Dafür dankten ihm gestern Landtagsabgeordneter Lothar Koch und Bürgermeister Wolfgang Nolte (beide CDU), die im Rathaus ein informelles Gespräch mit dem Minister führten. Busemann habe auch zur Etablierung der Sielmann-Stiftung im Eichsfeld beigetragen, betonte Nolte, nannte als Stichwort die Anerkennung von Gut Herbigshagen als regionales Umweltzentrum.

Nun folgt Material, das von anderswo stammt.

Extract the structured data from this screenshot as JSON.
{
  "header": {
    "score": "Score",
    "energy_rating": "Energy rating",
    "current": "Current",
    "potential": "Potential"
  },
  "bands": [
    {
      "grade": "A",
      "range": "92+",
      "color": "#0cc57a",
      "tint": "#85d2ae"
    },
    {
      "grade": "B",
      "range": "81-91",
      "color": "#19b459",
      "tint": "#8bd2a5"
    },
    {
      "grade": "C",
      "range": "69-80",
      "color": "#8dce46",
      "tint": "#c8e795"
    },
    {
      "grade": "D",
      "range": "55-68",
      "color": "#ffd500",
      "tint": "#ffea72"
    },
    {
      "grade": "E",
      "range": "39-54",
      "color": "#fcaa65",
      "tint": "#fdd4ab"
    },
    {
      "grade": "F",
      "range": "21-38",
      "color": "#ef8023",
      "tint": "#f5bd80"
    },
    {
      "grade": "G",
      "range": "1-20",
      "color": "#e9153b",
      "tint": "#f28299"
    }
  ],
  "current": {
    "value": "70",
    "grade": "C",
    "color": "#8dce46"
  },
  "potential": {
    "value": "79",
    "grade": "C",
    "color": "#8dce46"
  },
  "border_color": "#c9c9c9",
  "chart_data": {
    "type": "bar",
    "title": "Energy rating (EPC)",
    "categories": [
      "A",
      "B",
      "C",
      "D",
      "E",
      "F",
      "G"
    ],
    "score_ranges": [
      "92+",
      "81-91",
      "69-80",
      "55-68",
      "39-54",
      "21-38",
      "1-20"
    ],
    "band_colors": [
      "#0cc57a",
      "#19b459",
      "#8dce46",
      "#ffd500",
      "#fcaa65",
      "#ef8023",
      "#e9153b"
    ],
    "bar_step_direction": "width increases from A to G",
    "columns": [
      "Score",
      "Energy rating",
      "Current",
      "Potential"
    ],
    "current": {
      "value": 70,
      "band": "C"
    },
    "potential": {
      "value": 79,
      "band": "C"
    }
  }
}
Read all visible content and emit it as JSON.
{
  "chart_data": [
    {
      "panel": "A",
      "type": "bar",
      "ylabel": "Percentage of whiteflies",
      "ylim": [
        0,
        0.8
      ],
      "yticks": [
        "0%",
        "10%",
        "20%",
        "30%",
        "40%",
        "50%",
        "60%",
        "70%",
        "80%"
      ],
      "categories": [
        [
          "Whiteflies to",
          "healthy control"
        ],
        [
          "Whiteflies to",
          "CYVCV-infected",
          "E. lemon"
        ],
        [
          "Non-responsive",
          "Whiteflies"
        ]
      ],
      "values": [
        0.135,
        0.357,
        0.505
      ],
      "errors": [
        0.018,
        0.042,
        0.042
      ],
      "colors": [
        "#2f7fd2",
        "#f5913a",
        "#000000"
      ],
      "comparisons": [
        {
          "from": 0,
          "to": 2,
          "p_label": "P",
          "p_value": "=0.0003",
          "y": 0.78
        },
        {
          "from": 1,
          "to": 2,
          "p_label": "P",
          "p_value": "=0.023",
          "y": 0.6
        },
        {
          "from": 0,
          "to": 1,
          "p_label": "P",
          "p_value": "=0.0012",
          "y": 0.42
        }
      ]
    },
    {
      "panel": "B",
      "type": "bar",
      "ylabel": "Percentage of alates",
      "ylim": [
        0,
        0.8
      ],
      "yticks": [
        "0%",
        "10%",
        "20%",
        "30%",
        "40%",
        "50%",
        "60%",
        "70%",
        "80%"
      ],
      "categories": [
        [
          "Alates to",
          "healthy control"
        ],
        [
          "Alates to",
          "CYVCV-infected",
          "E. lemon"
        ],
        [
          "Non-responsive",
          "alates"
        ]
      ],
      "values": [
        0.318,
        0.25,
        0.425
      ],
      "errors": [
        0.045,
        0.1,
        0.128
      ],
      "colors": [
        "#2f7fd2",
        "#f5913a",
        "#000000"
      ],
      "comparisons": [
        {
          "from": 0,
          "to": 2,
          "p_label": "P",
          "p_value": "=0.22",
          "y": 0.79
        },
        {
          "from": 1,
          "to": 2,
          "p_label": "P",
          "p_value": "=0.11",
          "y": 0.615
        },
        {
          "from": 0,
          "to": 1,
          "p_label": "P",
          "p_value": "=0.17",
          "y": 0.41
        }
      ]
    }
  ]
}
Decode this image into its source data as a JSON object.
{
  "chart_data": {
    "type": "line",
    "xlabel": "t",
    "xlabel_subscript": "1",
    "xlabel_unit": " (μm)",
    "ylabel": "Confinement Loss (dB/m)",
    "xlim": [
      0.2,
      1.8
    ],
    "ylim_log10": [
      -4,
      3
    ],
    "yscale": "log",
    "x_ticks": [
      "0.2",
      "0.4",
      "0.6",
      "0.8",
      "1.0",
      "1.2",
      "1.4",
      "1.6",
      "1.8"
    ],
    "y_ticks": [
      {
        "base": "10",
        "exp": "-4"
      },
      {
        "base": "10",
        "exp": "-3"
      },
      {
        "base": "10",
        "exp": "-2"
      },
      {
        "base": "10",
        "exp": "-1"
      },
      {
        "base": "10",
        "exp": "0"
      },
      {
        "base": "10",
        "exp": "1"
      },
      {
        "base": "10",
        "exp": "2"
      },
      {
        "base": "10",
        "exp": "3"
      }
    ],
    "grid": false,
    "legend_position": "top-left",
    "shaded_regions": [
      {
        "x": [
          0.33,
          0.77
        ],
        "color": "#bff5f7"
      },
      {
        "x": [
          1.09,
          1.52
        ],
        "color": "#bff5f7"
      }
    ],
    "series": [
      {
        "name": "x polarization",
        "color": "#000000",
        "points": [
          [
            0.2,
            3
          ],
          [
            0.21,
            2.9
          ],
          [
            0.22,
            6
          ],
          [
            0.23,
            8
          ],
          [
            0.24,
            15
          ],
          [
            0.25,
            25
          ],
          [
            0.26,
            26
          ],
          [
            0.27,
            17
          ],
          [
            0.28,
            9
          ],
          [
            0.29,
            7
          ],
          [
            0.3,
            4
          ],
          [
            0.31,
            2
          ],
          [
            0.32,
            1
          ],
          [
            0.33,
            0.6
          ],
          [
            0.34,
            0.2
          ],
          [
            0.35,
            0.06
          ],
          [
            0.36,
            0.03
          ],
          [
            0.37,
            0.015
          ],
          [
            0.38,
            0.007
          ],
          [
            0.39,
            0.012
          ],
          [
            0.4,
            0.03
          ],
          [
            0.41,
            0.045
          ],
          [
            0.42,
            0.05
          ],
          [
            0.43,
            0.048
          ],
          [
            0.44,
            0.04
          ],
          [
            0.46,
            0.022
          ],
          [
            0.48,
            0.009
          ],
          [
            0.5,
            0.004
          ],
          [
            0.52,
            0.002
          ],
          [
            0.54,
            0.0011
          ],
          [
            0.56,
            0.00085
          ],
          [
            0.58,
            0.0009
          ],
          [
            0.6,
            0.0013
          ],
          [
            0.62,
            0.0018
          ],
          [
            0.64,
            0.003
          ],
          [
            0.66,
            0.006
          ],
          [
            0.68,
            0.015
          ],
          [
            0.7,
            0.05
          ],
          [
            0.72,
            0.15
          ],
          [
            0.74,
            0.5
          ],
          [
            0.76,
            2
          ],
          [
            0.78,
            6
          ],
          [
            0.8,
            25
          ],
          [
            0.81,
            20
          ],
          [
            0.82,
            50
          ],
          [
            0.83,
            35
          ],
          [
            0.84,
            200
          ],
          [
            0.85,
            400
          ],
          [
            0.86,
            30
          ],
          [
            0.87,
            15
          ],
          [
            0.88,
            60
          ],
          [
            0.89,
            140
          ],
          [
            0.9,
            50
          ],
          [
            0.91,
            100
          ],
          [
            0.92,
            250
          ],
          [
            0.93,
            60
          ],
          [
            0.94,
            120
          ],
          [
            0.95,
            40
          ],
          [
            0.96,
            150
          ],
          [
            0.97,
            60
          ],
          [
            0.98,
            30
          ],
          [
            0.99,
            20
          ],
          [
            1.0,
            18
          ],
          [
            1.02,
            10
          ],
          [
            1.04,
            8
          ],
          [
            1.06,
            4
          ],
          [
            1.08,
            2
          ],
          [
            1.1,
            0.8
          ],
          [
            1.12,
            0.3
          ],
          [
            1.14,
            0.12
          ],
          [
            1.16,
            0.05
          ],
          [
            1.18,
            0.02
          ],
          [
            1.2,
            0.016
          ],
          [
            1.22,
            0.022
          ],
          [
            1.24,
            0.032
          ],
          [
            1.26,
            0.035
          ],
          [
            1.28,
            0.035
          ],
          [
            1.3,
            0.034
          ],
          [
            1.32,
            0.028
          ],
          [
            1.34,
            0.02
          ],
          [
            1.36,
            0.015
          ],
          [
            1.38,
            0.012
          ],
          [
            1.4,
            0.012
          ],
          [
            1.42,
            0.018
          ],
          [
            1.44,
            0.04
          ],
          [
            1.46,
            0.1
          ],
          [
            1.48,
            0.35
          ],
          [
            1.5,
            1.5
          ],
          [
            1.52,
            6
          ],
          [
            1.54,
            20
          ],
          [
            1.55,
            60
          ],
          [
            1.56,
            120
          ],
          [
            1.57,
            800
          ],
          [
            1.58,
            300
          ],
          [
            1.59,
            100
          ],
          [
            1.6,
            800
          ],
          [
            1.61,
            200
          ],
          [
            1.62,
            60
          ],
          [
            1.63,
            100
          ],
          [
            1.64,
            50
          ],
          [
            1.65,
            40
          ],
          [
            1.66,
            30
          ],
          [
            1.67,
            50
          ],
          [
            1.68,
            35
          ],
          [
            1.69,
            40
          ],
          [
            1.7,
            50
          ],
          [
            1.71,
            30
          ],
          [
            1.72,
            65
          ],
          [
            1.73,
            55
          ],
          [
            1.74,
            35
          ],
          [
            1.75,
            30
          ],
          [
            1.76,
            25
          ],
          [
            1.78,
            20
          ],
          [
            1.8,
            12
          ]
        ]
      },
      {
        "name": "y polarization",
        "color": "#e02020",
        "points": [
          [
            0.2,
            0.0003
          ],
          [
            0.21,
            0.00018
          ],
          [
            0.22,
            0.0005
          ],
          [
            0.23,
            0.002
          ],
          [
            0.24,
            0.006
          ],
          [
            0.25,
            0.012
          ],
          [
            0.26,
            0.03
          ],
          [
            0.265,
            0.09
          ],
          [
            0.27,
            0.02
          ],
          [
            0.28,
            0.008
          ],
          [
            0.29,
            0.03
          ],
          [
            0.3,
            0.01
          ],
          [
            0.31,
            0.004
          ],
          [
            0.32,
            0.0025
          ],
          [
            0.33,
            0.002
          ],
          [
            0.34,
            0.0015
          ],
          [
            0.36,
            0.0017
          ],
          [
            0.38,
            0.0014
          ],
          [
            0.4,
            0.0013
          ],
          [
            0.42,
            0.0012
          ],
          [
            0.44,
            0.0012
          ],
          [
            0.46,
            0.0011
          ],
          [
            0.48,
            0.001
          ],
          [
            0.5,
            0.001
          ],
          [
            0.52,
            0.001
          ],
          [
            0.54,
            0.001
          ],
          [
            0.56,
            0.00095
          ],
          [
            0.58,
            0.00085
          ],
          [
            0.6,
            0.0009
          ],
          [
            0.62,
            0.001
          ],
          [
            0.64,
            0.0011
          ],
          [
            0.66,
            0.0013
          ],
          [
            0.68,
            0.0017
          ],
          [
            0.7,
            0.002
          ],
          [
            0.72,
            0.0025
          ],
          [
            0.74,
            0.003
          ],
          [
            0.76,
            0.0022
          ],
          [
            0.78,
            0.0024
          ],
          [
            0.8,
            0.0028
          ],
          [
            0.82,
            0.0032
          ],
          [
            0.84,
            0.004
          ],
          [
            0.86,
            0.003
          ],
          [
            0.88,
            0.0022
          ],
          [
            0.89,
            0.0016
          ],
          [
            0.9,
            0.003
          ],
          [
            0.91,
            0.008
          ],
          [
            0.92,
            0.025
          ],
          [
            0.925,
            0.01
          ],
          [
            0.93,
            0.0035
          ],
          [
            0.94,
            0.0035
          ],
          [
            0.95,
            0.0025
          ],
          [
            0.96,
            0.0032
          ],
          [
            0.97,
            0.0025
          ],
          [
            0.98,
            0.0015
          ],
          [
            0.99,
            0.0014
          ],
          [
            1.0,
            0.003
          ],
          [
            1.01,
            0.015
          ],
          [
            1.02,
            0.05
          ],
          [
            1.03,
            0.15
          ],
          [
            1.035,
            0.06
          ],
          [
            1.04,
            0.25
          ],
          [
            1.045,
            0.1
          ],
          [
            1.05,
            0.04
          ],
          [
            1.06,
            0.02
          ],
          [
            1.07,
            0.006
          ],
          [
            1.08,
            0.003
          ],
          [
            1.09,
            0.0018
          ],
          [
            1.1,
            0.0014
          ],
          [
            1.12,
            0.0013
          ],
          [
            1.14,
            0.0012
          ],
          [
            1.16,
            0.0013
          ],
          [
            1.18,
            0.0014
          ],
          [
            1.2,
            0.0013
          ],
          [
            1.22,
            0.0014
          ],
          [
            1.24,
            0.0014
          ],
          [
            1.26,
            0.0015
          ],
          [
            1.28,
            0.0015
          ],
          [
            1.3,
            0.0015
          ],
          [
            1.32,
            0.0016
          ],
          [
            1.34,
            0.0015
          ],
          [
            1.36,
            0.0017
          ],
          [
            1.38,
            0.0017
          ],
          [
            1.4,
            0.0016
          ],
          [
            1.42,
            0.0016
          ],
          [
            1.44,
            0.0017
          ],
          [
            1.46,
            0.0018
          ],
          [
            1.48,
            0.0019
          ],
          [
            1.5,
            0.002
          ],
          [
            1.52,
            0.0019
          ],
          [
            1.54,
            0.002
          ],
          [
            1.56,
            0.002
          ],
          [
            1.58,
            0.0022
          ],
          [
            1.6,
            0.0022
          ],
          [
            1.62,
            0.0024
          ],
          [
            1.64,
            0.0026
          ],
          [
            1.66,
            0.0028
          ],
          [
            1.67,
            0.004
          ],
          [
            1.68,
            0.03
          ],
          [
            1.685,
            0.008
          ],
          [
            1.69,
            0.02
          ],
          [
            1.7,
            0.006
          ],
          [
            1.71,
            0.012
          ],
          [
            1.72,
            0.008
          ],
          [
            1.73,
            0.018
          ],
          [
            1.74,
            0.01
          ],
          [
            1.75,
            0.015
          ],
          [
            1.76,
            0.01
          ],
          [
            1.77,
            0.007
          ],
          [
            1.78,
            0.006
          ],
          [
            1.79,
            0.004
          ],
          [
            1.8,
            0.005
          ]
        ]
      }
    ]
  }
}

Neben kommunalen Finanzen und Verkehrsinfrastruktur ging es im Rathaus auch um Städtebauförderung. Der Minister versicherte, das Thema im Kabinett unterstützend zu begleiten, dämpfte aber die Erwartungen: „Das wird ein langer Weg.“

Vom Vorteil kurzer Wege konnte sich Busemann im Amtsgericht ein Bild machen. Niedersachsen sei mit 80 Amtsgerichten vergleichsweise gut bestückt, es gebe aber weder fachliche noch finanzielle Gründe für die Schließung kleinerer Gerichte und daher auch keinerlei Überlegungen zur Auflösung. „Wir sind gut beraten, es bei der bestehenden Standortstruktur mit ihrer Bürgernähe zu lassen.“

Anders sehe das bei den Jusitzvollzugsanstalten (JVA) aus. Durch den Bau neuer Anstalten wie Rosdorf seien verschiedene kleinere Häuser entbehrlich, meint Busemann: „Trotz Generalität für die Strafvollzugslandschaft sind aber auch Satelliten wie die Duderstädter Außenstelle für den offenen Vollzug notwendig.“ Die JVA in Duderstadt mit rund 40 Haftplätzen, familiärer Atmosphäre und Aufträgen im Beschäftigungsbereich von 16 externen Firmen habe sich bewährt.